Finally, constructing a model is an activity subject to the universal constraints of time, money, and quality. The model will be finished when one of these resources is expended.

3.2 Physical Modeling

The military mission is usually focused on very physical operations and accomplishments. Therefore, most military simulations prominently feature the existence and interactions of physical objects. These objects include vehicles, people, and machinery involved in the activities of moving, perceiving other objects, and interacting with them (often quite violently). Military models have often been described as representing the process of "move-look-shoot" (JPL 1991). This basic sequence of events is reflected in the architectures of functional models that explicitly focus on these activities. More recent military models include intelligence dissemination and processing, logistics operations, communications, command and control, and other supporting activities.

Movement is governed by the need to accurately position units and vehicles through time. The basic equation RATE*TIME = DISTANCE is the beginning of many models. This is modified by information about the terrain, the enemy presence it is experiencing, and the level of damage previously done to the vehicles. Movement can also be effected by the need to maintain some formation among multiple vehicles and the urgency of the mission at hand. It is up to the modeler to determine which factors are necessary for each model.

"Looking", or sensor detection, includes characteristics of the sensor, the target, and the environment through which the detection is performed. A sensor usually has some effective range and field of regard. Within the area defined by these variables, some algorithm must be used to determine the level of detection achieved. The sensor may indicate the presence of an object, its location to some degree of accuracy, classification of the object, recognition of the type of object, or clear determination of the true identification of the object. Physical objects must include details that allow them to perform their primary function, but must also describe the object such that it can serve as a target for sensor systems. Information like the radar cross section, presented area, infrared signature, and physical dimensions may be necessary to support sensor modeling.

Engagement and attrition models represent the military penchant for violent interaction with opposing objects. These algorithms capture the effects of weapons on other objects. The application of these algorithms again requires that each object be viewed as a target for other systems, both sensors and weapons. The simplest, and most prominent, engagement modeling involves a set of tables that define the effectiveness of each weapon against each target. These tables may contain a scoring system for degrading the target or probabilities that a specific type of kill has occurred. Field tests have indicated that the most common types of "kills" are mobility, firepower, and catastrophic (M-Kill, F-Kill, and K-Kill respectively). These categories are often adhered to in engagement models. When attrition must be determined at a higher level of abstraction than individual weapon on target it is common to use some form of differential equation to apply the force effectiveness of each side to the other. The famous Lanchester equations are one instance of this method, as are Epstein equations.

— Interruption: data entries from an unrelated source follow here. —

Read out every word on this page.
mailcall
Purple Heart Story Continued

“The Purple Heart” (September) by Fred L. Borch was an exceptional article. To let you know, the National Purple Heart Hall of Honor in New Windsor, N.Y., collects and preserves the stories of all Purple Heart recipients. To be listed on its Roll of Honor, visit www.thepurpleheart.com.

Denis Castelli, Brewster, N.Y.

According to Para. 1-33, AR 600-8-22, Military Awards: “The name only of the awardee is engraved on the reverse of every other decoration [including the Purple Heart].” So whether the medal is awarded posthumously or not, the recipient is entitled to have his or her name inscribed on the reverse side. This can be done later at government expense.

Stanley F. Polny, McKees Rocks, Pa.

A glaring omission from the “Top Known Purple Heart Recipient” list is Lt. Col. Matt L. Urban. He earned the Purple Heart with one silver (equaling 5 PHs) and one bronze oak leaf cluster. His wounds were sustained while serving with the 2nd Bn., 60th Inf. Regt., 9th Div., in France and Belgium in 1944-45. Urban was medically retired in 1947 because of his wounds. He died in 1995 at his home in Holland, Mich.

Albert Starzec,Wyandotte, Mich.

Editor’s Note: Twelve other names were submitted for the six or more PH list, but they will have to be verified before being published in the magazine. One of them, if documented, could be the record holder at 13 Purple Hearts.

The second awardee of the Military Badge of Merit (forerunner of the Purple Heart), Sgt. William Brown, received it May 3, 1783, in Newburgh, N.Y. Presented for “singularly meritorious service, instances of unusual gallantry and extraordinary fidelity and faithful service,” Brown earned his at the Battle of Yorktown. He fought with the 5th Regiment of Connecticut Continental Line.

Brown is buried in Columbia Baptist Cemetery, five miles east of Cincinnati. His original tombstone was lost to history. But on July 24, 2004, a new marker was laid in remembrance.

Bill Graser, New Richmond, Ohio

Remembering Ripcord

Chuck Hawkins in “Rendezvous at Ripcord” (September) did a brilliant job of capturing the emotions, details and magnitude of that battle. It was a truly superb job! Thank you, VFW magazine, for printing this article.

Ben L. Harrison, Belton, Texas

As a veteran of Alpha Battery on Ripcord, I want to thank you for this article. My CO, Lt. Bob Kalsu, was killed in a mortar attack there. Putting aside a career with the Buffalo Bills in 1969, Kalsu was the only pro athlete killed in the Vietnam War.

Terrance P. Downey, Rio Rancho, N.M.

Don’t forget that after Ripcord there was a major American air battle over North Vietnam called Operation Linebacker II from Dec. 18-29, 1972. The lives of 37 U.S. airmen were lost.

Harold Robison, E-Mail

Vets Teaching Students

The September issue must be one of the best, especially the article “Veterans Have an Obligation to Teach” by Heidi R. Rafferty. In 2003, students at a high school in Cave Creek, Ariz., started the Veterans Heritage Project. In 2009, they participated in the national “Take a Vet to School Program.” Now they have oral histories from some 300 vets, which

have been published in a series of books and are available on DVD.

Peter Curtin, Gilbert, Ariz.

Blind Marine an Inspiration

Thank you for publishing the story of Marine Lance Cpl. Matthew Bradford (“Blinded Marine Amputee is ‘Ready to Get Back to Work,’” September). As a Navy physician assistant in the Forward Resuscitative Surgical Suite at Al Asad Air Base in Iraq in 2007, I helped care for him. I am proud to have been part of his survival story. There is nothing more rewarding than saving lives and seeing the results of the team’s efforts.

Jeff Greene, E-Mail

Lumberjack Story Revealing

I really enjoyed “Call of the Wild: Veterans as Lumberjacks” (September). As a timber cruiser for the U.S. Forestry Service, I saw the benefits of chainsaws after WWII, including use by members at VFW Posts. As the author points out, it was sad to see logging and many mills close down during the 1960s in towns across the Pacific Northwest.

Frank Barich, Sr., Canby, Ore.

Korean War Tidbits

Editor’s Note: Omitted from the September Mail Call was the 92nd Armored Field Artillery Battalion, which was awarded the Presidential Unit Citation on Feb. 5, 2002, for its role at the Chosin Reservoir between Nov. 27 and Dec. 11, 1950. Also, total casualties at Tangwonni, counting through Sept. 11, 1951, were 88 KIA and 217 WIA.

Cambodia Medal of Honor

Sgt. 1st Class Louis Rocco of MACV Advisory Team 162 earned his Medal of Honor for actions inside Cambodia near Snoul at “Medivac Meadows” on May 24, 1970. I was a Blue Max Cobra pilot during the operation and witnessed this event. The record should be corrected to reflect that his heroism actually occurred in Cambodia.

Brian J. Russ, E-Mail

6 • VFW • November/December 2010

Algorithms must be developed for a much larger set of objects and interactions than those provided here. The potential number and variety are almost uncountable. The descriptions of movement, detection, and engagement are provided because of their nearly universal presence in military modeling.

3.3 Behavioral Modeling

Because of its complexity, behavioral modeling has traditionally been very basic. The goal has been to provide military vehicles and units with the ability to react to basic events in the absence of human intervention. These models allowed aircraft on patrol to "decide" to return to base when getting low on fuel, rather than continuing until the aircraft falls to the ground. Ground units respond to enemy attacks by focusing firepower on the aggressor rather than blindly continuing their preprogrammed mission. Algorithms like these have been the extent of behavioral modeling for many years. However, more recent models have attempted to provide more reasoning capabilities to simulated objects. Most notable among these systems have been the Semi-Automated Forces (SAF) or Computer Generated Forces (CGF) systems that are used to stimulate virtual training audiences. These allow one operator to play the part of many vehicles or several platoons with the aid of embedded behavioral models.

The approach taken by most of these models is to replicate the product of human decision making, rather than the process. Since we do not completely understand the inner workings of the human mind, it is much more feasible to gather information about human reaction to certain situations than it is to represent the process of thinking about that information. However, research in the area of intelligent agents is leading to models of independent, emergent behavior derived from the interactions of multiple stimuli on an object.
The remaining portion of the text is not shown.